CYP2A6- and CYP2A13-catalyzed metabolism of the nicotine Δ5'(1')iminium ion

Abstract

Nicotine, the major addictive agent in tobacco, is metabolized primarily by CYP2A6-catalyzed oxidation. The product of this reaction, 5'-hydroxynicotine, is in equilibrium with the nicotine Δ5'(1')iminium ion and is further metabolized to cotinine. We reported previously that both CYP2A6 and the closely related extrahepatic enzyme CYP2A13 were inactivated during nicotine metabolism; however, inactivation occurred after metabolism was complete. This led to the hypothesis that oxidation of a nicotine metabolite, possibly the nicotine Δ5'(1')iminium ion, was responsible for generating the inactivating species.

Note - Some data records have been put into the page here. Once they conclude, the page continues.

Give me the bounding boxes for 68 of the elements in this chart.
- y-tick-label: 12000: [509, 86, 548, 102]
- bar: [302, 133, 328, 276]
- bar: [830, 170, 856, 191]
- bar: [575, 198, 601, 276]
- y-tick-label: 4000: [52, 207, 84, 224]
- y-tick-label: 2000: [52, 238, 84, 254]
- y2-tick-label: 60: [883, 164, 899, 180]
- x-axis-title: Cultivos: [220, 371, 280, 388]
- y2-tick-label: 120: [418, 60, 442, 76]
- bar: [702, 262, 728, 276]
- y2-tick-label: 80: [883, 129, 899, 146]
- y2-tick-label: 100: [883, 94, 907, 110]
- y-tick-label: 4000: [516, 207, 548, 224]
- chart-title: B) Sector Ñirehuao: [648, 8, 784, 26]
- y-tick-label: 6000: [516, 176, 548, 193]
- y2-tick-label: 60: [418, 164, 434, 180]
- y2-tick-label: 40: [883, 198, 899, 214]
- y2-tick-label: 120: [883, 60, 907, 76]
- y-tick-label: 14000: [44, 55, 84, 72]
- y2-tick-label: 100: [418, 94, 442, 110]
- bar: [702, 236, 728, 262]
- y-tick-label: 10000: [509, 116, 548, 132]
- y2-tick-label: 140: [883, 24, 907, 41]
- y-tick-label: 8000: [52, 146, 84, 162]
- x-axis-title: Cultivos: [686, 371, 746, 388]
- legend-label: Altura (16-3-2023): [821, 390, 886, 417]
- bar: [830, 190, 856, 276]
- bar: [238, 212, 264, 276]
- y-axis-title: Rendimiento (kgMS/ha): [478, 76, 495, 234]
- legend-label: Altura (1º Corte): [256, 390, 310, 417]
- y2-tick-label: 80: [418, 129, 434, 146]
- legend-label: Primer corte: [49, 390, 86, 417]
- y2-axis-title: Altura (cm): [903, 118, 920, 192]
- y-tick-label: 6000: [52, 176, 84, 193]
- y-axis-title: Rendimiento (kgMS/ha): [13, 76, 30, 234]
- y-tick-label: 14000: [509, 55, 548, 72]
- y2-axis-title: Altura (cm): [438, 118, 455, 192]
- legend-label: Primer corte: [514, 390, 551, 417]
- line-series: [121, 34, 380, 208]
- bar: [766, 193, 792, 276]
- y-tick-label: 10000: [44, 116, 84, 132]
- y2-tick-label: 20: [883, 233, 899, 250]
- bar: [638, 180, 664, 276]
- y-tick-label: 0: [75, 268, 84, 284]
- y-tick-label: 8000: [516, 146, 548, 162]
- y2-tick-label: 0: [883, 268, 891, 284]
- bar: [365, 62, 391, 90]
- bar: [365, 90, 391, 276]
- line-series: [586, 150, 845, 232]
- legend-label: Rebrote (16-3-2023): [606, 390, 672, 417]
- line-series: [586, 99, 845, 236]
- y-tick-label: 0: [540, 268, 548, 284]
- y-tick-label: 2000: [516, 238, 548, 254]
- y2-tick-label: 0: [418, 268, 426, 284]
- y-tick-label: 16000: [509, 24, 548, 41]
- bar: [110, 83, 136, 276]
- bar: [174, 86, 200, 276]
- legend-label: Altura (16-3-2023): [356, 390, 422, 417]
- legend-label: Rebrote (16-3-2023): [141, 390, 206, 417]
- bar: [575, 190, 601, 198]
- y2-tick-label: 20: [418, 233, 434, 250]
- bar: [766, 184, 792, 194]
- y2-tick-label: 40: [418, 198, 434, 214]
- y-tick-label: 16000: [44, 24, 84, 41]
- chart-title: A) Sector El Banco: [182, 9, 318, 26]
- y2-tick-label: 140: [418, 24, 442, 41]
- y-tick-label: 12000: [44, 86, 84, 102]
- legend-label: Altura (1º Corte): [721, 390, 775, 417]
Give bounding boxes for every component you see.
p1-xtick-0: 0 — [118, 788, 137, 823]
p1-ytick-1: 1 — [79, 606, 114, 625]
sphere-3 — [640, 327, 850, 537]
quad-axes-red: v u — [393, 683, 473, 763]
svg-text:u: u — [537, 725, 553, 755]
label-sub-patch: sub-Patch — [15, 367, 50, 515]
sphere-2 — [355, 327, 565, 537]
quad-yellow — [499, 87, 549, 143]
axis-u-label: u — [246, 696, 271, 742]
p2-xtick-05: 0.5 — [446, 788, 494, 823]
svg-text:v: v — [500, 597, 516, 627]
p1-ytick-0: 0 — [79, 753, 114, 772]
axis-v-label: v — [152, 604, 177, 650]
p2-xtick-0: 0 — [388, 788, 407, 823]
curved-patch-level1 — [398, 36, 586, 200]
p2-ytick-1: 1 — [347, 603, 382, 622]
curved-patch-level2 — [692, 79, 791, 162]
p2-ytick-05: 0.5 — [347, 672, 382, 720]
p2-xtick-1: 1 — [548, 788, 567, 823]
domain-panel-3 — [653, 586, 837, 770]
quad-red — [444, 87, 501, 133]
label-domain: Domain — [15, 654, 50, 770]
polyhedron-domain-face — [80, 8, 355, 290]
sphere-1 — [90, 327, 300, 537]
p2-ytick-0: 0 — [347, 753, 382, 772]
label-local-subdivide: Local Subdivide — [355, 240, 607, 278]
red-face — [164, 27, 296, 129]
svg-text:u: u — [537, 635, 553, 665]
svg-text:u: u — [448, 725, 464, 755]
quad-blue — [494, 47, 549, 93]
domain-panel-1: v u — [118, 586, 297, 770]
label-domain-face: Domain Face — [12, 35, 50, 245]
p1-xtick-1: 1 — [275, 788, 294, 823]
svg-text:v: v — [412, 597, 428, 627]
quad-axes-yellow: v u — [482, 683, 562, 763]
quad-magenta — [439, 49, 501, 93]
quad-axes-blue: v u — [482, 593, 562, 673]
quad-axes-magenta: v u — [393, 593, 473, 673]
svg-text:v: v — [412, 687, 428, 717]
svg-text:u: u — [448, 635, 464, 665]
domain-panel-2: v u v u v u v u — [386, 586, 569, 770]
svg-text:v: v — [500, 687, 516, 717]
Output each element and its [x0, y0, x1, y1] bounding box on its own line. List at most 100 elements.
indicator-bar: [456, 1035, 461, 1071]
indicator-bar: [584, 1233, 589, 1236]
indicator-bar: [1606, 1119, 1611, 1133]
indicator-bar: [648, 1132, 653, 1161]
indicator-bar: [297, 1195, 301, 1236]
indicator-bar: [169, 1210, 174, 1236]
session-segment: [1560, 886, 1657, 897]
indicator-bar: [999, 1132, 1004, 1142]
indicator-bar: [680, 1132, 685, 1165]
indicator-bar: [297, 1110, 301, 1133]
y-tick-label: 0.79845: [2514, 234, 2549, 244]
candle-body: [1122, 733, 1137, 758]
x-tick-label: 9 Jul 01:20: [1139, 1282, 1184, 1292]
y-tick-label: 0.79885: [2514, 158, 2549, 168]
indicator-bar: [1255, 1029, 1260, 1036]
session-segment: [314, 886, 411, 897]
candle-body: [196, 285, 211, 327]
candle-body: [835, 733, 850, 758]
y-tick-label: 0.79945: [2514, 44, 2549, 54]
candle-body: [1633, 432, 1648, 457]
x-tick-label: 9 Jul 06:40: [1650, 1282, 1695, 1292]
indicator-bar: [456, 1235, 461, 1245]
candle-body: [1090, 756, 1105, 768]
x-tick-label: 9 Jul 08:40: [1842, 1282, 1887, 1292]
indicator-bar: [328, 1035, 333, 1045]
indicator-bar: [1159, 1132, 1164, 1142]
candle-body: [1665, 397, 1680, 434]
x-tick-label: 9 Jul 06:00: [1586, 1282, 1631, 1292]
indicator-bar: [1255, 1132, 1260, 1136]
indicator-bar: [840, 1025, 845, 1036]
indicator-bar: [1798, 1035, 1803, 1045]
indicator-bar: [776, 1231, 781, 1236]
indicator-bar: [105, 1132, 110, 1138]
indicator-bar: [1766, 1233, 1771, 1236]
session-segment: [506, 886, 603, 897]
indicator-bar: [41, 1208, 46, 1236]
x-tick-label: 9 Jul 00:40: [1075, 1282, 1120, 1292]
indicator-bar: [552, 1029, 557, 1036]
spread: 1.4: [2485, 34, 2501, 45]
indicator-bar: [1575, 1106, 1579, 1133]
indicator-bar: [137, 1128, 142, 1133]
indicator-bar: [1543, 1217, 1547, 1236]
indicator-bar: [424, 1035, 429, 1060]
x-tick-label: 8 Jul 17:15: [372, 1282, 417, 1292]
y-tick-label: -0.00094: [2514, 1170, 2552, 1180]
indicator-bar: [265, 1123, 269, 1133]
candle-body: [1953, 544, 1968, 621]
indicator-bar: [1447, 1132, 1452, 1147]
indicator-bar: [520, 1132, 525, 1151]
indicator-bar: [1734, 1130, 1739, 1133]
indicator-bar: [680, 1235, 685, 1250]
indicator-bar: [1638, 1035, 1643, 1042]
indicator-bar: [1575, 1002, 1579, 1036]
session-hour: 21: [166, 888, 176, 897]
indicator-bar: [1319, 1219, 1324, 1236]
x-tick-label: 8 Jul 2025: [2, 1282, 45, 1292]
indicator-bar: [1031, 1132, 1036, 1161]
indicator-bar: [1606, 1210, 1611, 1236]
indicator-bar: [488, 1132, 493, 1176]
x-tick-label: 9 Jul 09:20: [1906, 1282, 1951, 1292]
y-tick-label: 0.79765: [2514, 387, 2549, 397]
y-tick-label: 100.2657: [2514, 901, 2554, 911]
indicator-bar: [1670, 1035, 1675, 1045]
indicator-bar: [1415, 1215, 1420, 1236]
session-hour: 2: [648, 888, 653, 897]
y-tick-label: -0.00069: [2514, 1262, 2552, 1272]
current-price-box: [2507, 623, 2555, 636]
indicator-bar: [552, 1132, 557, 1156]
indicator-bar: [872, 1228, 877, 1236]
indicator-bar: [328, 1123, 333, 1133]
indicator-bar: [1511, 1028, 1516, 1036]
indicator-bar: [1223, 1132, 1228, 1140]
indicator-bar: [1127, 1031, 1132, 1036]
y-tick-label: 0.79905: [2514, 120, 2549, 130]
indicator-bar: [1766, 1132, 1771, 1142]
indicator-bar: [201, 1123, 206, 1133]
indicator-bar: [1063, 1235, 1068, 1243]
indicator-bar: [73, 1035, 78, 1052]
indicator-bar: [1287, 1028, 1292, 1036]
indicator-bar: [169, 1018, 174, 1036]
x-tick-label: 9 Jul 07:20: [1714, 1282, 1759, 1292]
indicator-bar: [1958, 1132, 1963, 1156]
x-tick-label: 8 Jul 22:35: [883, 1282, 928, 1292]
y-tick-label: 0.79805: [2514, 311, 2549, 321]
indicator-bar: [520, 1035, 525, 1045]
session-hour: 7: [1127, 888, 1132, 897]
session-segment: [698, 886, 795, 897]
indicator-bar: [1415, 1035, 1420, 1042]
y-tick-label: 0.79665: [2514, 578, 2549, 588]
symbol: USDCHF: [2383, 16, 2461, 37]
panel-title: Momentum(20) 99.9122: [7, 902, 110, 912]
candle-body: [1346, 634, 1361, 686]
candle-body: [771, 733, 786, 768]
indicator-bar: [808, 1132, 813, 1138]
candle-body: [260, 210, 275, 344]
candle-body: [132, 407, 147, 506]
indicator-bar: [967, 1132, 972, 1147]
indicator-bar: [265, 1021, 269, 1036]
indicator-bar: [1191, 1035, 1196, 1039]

In the studies presented here, we confirm that the nicotine Δ5'(1')iminium ion is an inactivator of both CYP2A6 and CYP2A13, and inactivation depends on time, concentration, and the presence of NADPH. Inactivation was not reversible and was accompanied by a parallel loss in spectrally active protein, as measured by reduced CO spectra. These data are consistent with the characterization of the nicotine Δ5'(1')iminium ion as a mechanism-based inactivator of both CYP2A13 and CYP2A6. We also confirm that both CYP2A6 and CYP2A13 catalyze the metabolism of the nicotine Δ5'(1')iminium ion to cotinine and provide evidence that both enzymes catalyze the sequential metabolism of the nicotine Δ5'(1')iminium ion. That is, a fraction of the cotinine formed may not be released from the enzyme before further oxidation to 3'-hydroxycotinine.

Fig. 1.

Primary pathways of nicotine oxidation.

Fig. 2.

Time- and concentration-dependent inactivation of CYP2A6 (A) and CYP2A13 (B) by the nicotine Δ^5′(1′)iminium ion. Activity remaining refers to coumarin 7-hydroxylation activity measured in a secondary reaction at the indicated times. The Δ^5′(1′)iminium ion concentrations are 0 (●), 50 (○), 75 (▾), 100 (▵), and 200 (■) μM for CYP2A6 and 0 (●), 5 (○), 10 (▾), 25 (▵), 50 (■), and 100 (□) μM for CYP2A13. Values are mean ± S.D. from three independent experiments performed in duplicate. The insets represent the double-reciprocal plot generated from the slopes of the lines at the various concentrations.

Fig. 3.

Partition ratio determination for CYP2A13 with the nicotine Δ^5′(1′)iminium ion. The inactivation was allowed to go to completion, then coumarin 7-hydroxylation activity was determined in a secondary reaction. Values are the means ± S.D. of three independent experiments preformed in duplicate. The arrow indicates the intercept used to determine the partition ratio.

Fig. 4.

Radioflow HPLC analysis of CYP2A13-mediated metabolism of nicotine Δ^5′(1′)iminium ion on system I. CYP2A13 (3 pmol) was incubated with 20 μM [5-³H]nicotine Δ^5′(1′)iminium ion (specific activity, 0.1 μCi/nmol) for 5 min (A) or 20 min (B). The retention times were confirmed by coelution with standards in each sample.

Fig. 5.

Radioflow HPLC analysis of nicotine Δ^5′(1′)iminium ion metabolism by CYP2A6 and CYP2A13 on system II. [5-³H]nicotine Δ^5′(1′)iminium ion (5 μM; 4 μCi/nmol) was incubated with CYP2A13 (25 pmol) for 5 min (A) and 20 min (B) or with CYP2A6 (25 pmol; 4 μCi/nmol) for 5 min (C) and 10 min (D). Retention times were confirmed by coelution with standards. A mix of standards, which included cis-3HCOT (r_t = 17.3 min), trans-3HCOT (r_t = 18.0 min), NHCOT (r_t = 19.2 min), norcotinine (r_t = 21.1 min), 5HCOT (r_t = 21.7 min), nornicotine (r_t = 23.0 min), and cotinine (r_t = 25.1 min), was added to each sample. cis-Nicotine N-oxide (r_t = 9.1 min), trans-nicotine N-oxide (r_t = 10.2 min), myosmine (r_t = 29.2 min), and β-nicotyrine (r_t = 41.1 min) were added to a subset of samples.